The alternative hypothesis is defined as,

$H_1$: The average daily July temperature does not follow a normal distribution.

To determine

To test: The value of chi-square statistic for the sample, whether all the expected frequencies are greater than 5 and also explain the sampling distribution to be used and find degrees of freedom.

Answer to Problem 9P

Solution: The value of chi-square statistic for the sample is 1.5590. Expected frequencies are greater than 5. We have to use chi-square distribution and degrees of freedom are 5.

Explanation of Solution

Calculation: To find the ${\chi }^2$ statistic for the sample by using MINITAB software is as:

Step 1: Go to Stat > Tables > Chi-square Goodness-of-fit-test.

Step 2: Select ‘Days_20_yrs’ in ‘Observed counts’.

Step 3: Choose ‘Normal_curve’ in ‘Proportions specified by Historical counts’. Then click on OK.

The Minitab output is:

Chi-Square Goodness-of-Fit Test

Category	Observed	Historical Counts	Test Proportion	Expected	Contribution to Chi-Square
1	16	0.0235	0.023571	14.614	0.131481
2	78	0.1350	0.135406	83.952	0.421963
3	212	0.3400	0.341023	211.434	0.001514
4	221	0.3400	0.341023	211.434	0.432771
5	81	0.1350	0.135406	83.952	0.103791
6	12	0.0235	0.023571	14.614	0.467513

Chi-Square Test

N	DF	Chi-Sq	P-Value
620	5	1.55903	0.906

Therefore, the obtained Chi-square test statistics is 1.5590.

The obtained expected frequencies are:

Expected Frequencies

14.614

83.952

211.434

211.434

83.952

14.614

Therefore, all expected frequencies are greater than 5.
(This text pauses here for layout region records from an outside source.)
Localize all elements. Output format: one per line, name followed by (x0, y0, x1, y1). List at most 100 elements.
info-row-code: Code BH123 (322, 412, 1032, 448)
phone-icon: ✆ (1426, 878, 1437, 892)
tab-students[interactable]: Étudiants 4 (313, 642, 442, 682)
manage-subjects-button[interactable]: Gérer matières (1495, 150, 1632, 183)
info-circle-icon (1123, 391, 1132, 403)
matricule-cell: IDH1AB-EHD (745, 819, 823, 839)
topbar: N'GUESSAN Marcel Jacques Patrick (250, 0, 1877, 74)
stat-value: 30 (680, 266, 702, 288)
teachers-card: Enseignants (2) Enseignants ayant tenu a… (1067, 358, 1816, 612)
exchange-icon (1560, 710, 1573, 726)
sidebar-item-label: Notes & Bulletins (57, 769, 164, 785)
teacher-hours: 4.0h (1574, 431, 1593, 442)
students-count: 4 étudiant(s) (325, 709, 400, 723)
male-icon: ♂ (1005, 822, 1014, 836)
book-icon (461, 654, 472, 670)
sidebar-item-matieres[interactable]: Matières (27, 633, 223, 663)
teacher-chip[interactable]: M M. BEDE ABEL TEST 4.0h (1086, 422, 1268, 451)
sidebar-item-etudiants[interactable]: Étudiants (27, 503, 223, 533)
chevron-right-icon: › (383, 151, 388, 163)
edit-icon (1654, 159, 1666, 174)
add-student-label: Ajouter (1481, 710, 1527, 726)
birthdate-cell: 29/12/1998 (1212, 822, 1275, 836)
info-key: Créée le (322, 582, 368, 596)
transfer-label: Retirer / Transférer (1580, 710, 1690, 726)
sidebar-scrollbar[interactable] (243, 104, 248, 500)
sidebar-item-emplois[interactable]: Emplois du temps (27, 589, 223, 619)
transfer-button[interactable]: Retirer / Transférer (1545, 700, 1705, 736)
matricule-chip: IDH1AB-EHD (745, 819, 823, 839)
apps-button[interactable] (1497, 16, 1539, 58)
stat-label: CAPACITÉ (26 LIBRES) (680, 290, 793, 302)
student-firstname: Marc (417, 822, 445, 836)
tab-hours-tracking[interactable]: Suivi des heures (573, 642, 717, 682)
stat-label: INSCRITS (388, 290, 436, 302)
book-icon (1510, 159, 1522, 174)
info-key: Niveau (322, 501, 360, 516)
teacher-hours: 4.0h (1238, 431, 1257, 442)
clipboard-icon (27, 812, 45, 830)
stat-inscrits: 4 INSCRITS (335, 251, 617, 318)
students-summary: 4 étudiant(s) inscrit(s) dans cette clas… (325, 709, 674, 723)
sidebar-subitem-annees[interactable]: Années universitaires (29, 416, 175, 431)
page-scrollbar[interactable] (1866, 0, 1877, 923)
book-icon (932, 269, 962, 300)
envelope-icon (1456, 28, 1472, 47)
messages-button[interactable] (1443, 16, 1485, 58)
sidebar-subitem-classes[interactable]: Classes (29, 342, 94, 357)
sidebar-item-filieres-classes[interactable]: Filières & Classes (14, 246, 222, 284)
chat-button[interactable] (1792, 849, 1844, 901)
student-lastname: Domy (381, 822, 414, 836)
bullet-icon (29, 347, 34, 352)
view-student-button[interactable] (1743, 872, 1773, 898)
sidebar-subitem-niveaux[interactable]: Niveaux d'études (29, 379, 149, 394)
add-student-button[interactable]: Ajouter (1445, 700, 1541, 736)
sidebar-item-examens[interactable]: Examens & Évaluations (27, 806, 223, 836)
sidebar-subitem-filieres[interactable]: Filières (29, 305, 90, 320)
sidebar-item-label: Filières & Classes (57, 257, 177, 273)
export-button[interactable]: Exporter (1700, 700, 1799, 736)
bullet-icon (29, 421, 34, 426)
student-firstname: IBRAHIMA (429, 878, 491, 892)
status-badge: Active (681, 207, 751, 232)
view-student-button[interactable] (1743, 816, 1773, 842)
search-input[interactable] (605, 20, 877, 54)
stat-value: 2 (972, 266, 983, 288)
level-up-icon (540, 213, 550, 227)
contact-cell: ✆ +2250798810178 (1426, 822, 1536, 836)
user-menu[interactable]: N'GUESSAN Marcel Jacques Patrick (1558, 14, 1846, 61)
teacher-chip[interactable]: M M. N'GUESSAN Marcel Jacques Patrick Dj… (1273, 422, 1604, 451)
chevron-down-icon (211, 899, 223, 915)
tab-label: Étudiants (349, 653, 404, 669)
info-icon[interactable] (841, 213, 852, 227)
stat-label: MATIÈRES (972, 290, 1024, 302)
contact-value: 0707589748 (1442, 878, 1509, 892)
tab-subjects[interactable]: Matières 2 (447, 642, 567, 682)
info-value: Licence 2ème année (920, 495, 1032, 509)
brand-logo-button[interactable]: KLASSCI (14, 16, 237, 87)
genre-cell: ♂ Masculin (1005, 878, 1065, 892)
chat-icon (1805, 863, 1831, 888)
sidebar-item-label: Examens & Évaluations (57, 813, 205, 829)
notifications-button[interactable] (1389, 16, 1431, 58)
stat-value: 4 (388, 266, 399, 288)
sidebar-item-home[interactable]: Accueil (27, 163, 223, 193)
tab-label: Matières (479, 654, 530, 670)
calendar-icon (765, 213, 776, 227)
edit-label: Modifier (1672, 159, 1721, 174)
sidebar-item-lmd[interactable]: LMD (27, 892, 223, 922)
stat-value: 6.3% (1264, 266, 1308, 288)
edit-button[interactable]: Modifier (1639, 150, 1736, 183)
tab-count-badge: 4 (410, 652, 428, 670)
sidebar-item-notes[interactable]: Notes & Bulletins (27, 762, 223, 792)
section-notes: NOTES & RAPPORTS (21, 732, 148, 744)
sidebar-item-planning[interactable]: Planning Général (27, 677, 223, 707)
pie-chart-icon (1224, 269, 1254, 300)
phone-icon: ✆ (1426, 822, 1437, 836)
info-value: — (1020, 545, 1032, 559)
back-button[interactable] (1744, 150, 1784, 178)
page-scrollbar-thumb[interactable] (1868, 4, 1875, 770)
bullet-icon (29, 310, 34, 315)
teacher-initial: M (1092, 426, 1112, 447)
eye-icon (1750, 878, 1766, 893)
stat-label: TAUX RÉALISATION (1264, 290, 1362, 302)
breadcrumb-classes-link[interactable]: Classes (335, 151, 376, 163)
The chi-square distribution will use in this study and the degrees of freedom is 5.

Conclusion: ${\chi }^2\text{statistic}\approx 1.559$ and expected frequencies are greater than 5. We have to use chi-square distribution and degrees of freedom are 5.

To determine

The P-value of the sample statistic.

Answer to Problem 9P

Solution: The P-value of sample statistic is 0.906.

Explanation of Solution

Calculation: The Minitab output obtained in above part (b) also gives the P-value. So, the estimate P-valuefor the sample test statistic is 0.906.

To determine

Whether we reject or fail to reject the null hypothesis.

Answer to Problem 9P

Solution: We failed to reject the null hypothesis is at 1% level of significance.

Explanation of Solution

The obtained results in part (a), (b) and (c) are,

$\alpha =0.01$

${\chi }^2\text{statistic}\approx 1.5590$ with5 degrees of freedom.

Since, the P-value(0.906) is less than 0.01, hence, we failed to reject the null hypothesis at $\alpha =0.01$. Therefore we can conclude that the data are not statistically significant at 1% level of significance.

To determine

To explain: The conclusion in the context of application.

Answer to Problem 9P

Solution: We have insufficient evidence to conclude that the average daily July temperature does not follow a normal distribution at 1% level of significance.

Explanation of Solution

From above part, we failed to reject the null hypothesis of independence at $\alpha =0.01$. Therefore, we can conclude that the data are not statistically significant at 1% level of significance.

We have insufficient evidence to conclude that the average daily July temperature does not follow a normal distributionat 1% level of significance.